We consider the task of learning the parameters of a {\em single} component of a mixture model, for the case when we are given {\em side information} about that component, we call this the "search problem" in mixture models. We would like to solve this with computational and sample complexity lower than solving the overall original problem, where one learns parameters of all components. Our main contributions are the development of a simple but general model for the notion of side information, and a corresponding simple matrix-based algorithm for solving the search problem in this general setting. We then specialize this model and algorithm to four common scenarios: Gaussian mixture models, LDA topic models, subspace clustering, and mixed linear regression.
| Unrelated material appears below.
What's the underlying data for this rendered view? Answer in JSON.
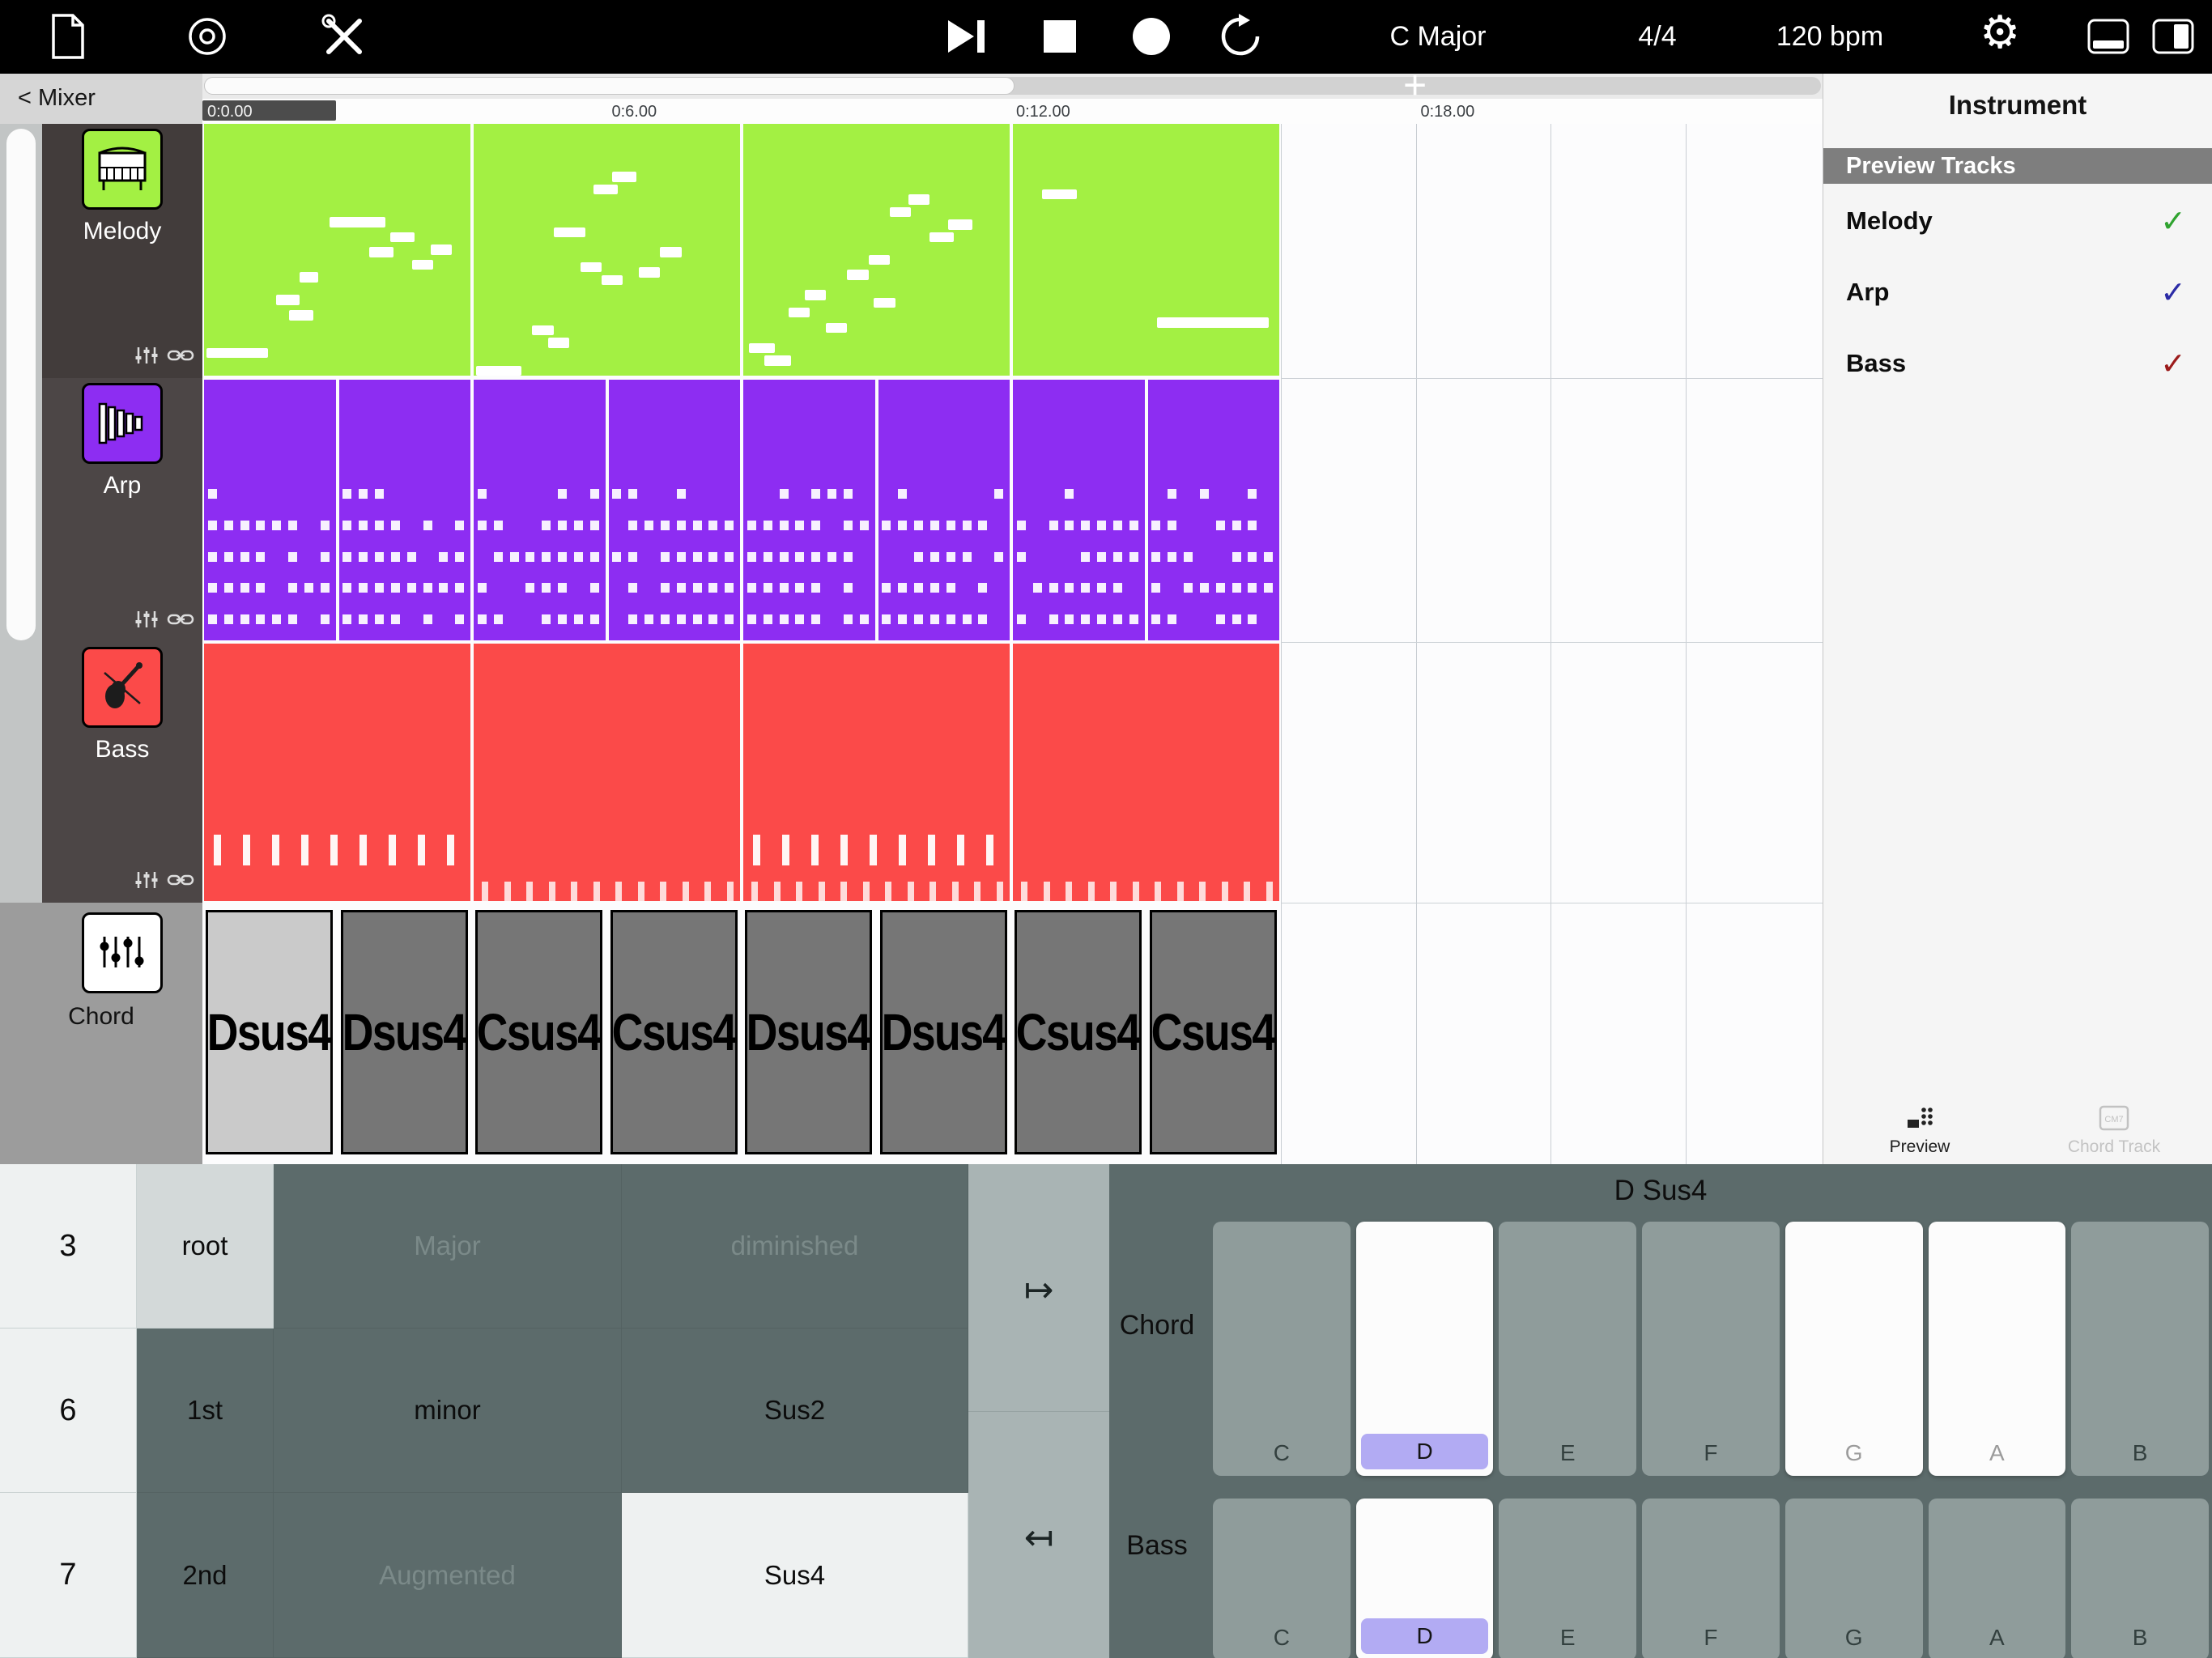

For each one of these we show that if (and only if) the side information is informative, we obtain parameter estimates with greater accuracy, and also improved computation complexity than existing moment based mixture model algorithms (e.g. tensor methods). We also illustrate several natural ways one can obtain such side information, for specific problem instances. Our experiments on real data sets (NY Times, Yelp, BSDS500) further demonstrate the practicality of our algorithms showing significant improvement in runtime and accuracy.